On 16/11/17 12:16, Martin Gregorie wrote:
On Thu, 2017-11-16 at 09:15 +0000, Sebastian Arcus wrote:
On 15/11/17 18:11, Martin Gregorie wrote:
On Wed, 2017-11-15 at 14:44 +0000, Sebastian Arcus wrote:

</snip>

I initially decided that an archive was A Good Thing to have,
simply because retrieving mail from it should be a lot faster than
searching through huge mail folders. This turned out to be true in
practice: the archive currently holds 183,000 emails and a worst
case search takes around 30 seconds to return a list of hits
(running on a 3 GHz dual Athlon system with 4GB RAM and Fedora 25
as its OS).

Thank you for the details. How do you search the archive?

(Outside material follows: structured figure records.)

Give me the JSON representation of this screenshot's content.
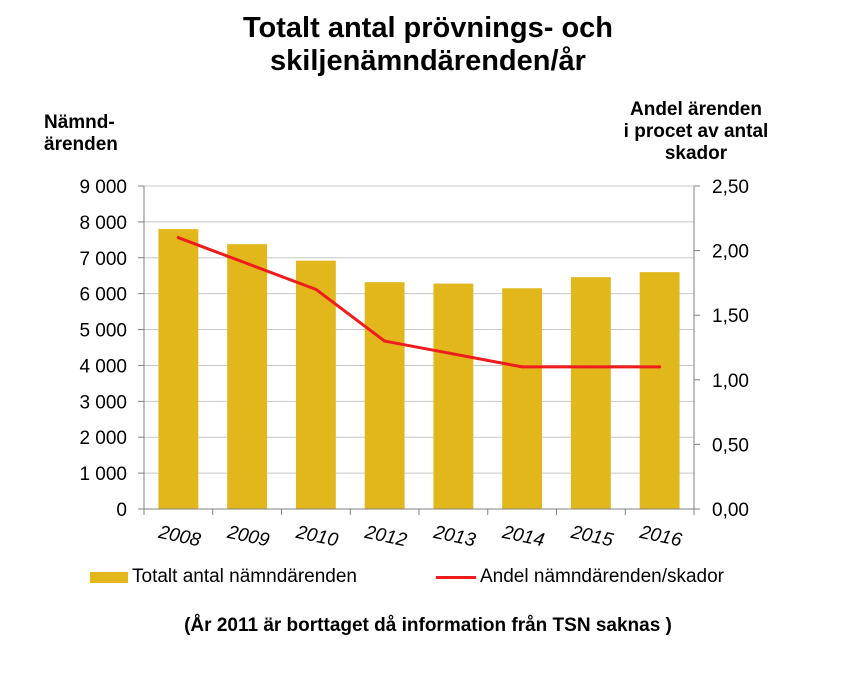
{
  "chart_data": {
    "type": "bar",
    "title": [
      "Totalt antal prövnings- och",
      "skiljenämndärenden/år"
    ],
    "ylabel_left": [
      "Nämnd-",
      "ärenden"
    ],
    "ylabel_right": [
      "Andel ärenden",
      "i procet av antal",
      "skador"
    ],
    "categories": [
      "2008",
      "2009",
      "2010",
      "2012",
      "2013",
      "2014",
      "2015",
      "2016"
    ],
    "ylim": [
      0,
      9000
    ],
    "y2lim": [
      0,
      2.5
    ],
    "yticks": [
      "0",
      "1 000",
      "2 000",
      "3 000",
      "4 000",
      "5 000",
      "6 000",
      "7 000",
      "8 000",
      "9 000"
    ],
    "y2ticks": [
      "0,00",
      "0,50",
      "1,00",
      "1,50",
      "2,00",
      "2,50"
    ],
    "grid": true,
    "legend_position": "bottom",
    "series": [
      {
        "name": "Totalt antal nämndärenden",
        "type": "bar",
        "axis": "left",
        "color": "#E2B71B",
        "values": [
          7800,
          7380,
          6920,
          6320,
          6280,
          6150,
          6460,
          6600
        ]
      },
      {
        "name": "Andel nämndärenden/skador",
        "type": "line",
        "axis": "right",
        "color": "#EE1C1C",
        "values": [
          2.1,
          1.9,
          1.7,
          1.3,
          1.2,
          1.1,
          1.1,
          1.1
        ]
      }
    ],
    "footnote": "(År 2011 är borttaget då information från TSN saknas )"
  }
}
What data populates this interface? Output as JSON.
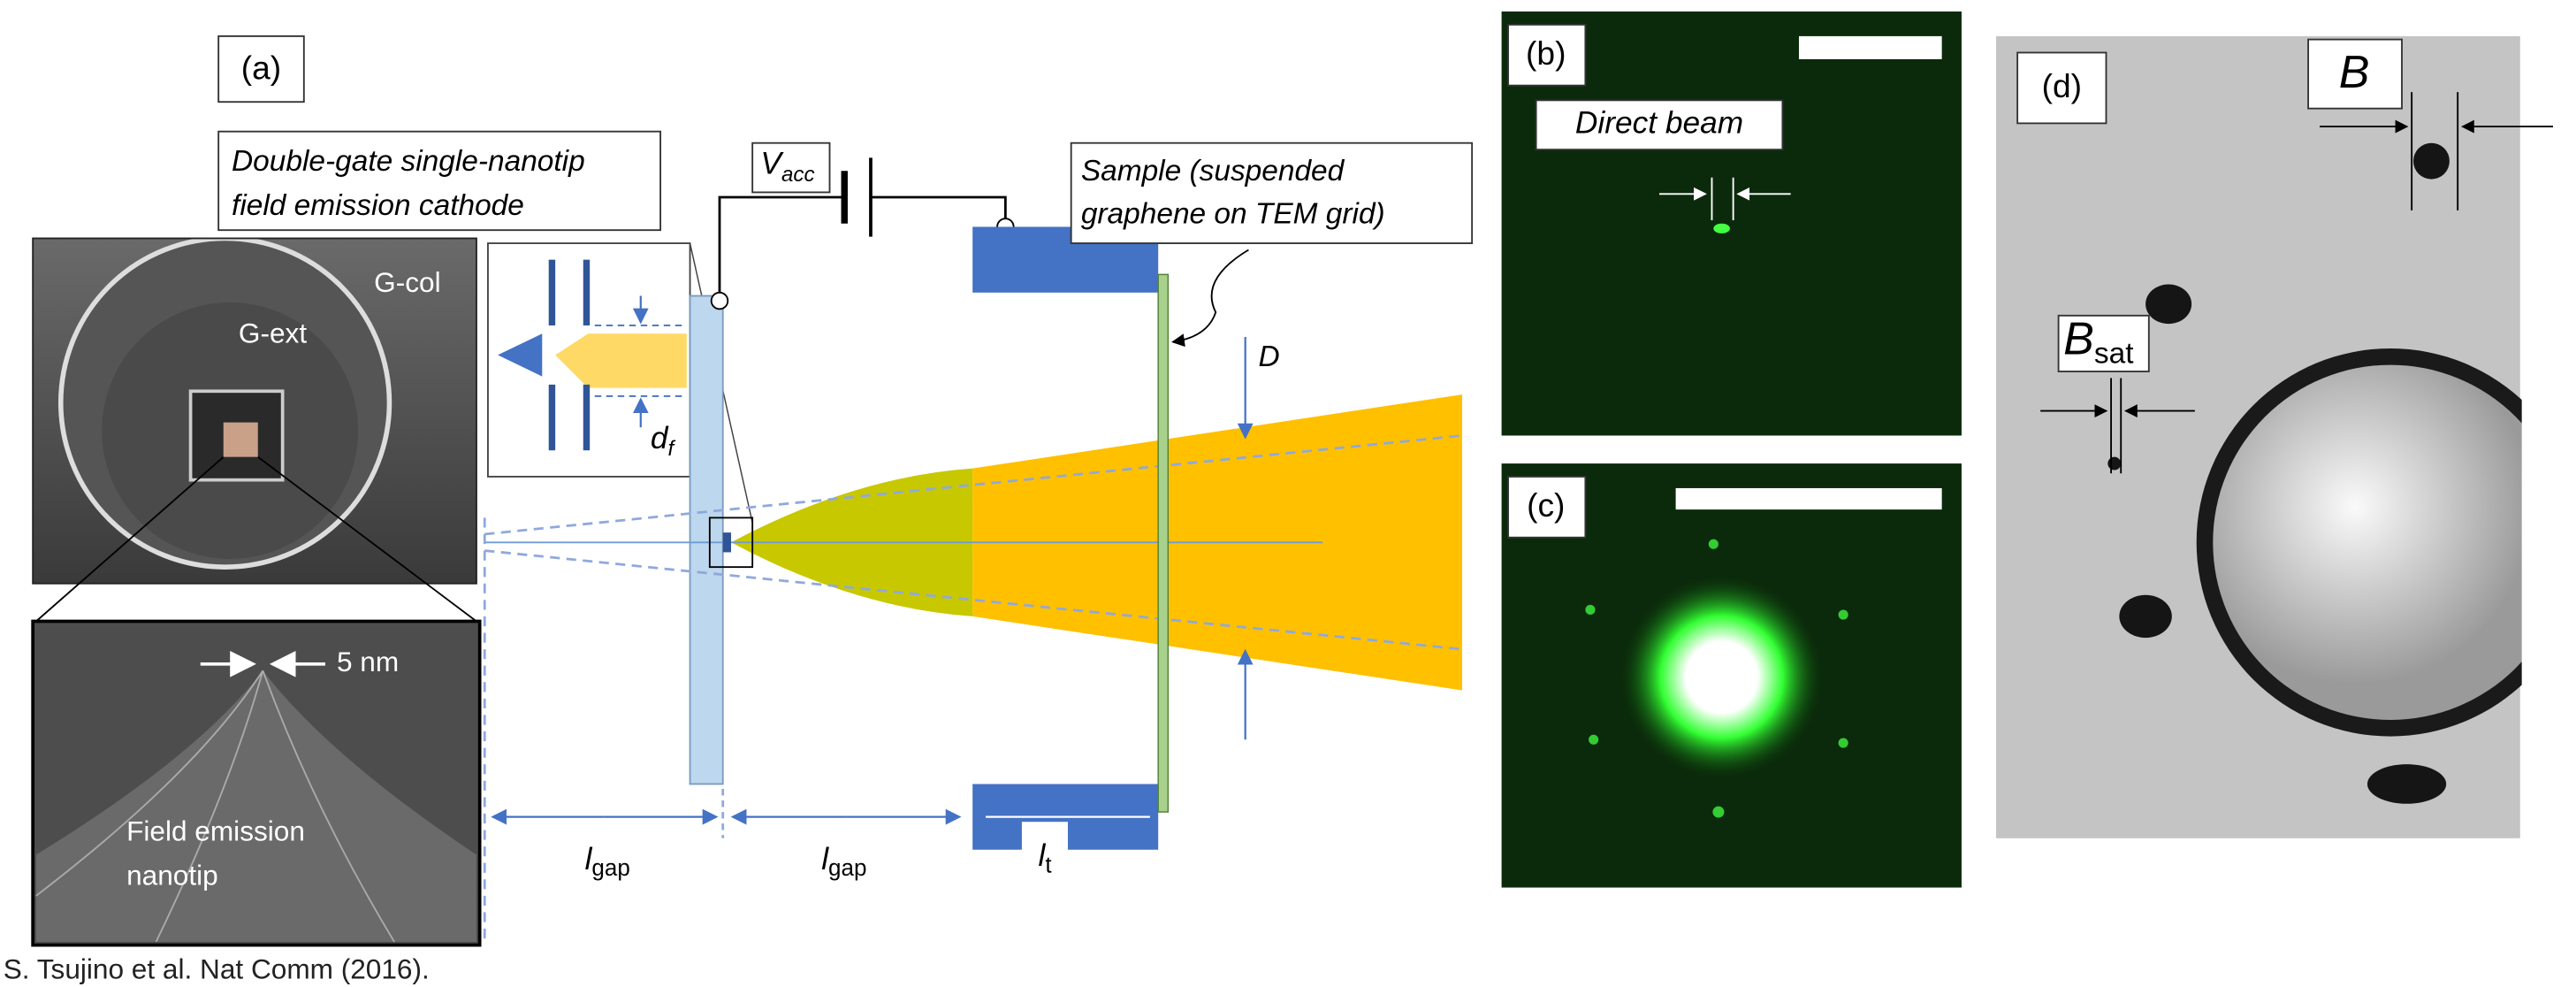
{
  "panel_a": {
    "label": "(a)",
    "cathode_label": [
      "Double-gate single-nanotip",
      "field emission cathode"
    ],
    "g_col": "G-col",
    "g_ext": "G-ext",
    "tip_size": "5 nm",
    "nanotip": [
      "Field emission",
      "nanotip"
    ],
    "v_acc": {
      "base": "V",
      "sub": "acc"
    },
    "d_f": {
      "base": "d",
      "sub": "f"
    },
    "sample": [
      "Sample (suspended",
      "graphene on TEM grid)"
    ],
    "beam_size": "D",
    "l_gap_1": {
      "base": "l",
      "sub": "gap"
    },
    "l_gap_2": {
      "base": "l",
      "sub": "gap"
    },
    "l_t": {
      "base": "l",
      "sub": "t"
    }
  },
  "panel_b": {
    "label": "(b)",
    "direct_beam": "Direct beam"
  },
  "panel_c": {
    "label": "(c)"
  },
  "panel_d": {
    "label": "(d)",
    "b": "B",
    "b_sat": {
      "base": "B",
      "sub": "sat"
    }
  },
  "citation": "S. Tsujino et al. Nat Comm (2016)."
}
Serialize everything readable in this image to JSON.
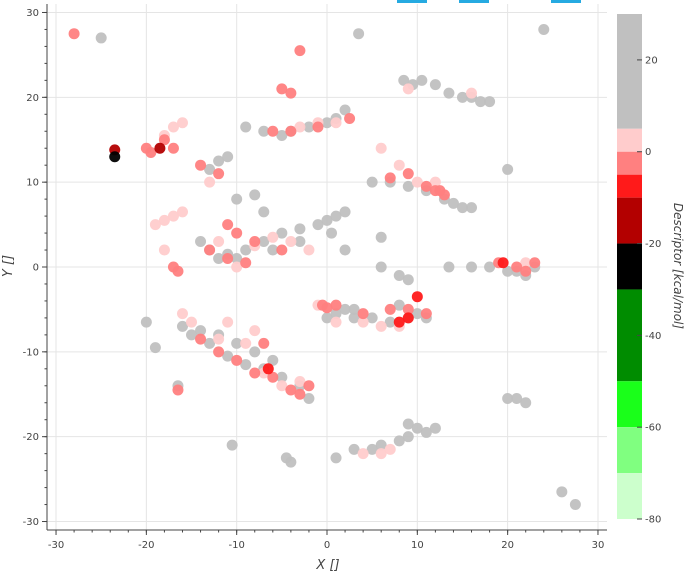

With grep
directly on the server?

Using SQL queries.

The two main tables in the database hold e-mail addresses and messages
respectively plus there are many-to-many links between the two that are
implemented with a third table that holds the link type ('To' or
'From') and an additional table containing subject text - this has a
one-to-many relationship with the messages.

The SA plugin just looks at the From header in the message being
checked and, if it finds that address in the database, sees if there
are any 'To' links associated with it. If there are, then the message
gets negative points. As I said, this SQL query is actually run against
a database view that combines the address and link tables. Since the
rows on these tables are small and the tables are indexed on address
and link type, the query is very fast.

If you want to know more about the archive, look here:
http://www.libelle-systems.c3487738.myzen.co.uk/mailarchive/

Ignore the licensing stuff: I initially thought I might be onto a
revenue source, but remarkably few people use mail archives. I should
remove the license management code and open source the archive but so
far haven't got round to doing that.

Thank you for the info. I haven't considered it before, but it makes sense to store large mail archives in SQL databases. I suppose it is one of the few ways to efficiently search such a large volume of data - much faster than searching Maildir or MBOX archives.

I guess one aspect that is less than ideal is the fact that it wouldn't be possible to give archive access to users through their normal mail software interface - such as Thunderbird for example.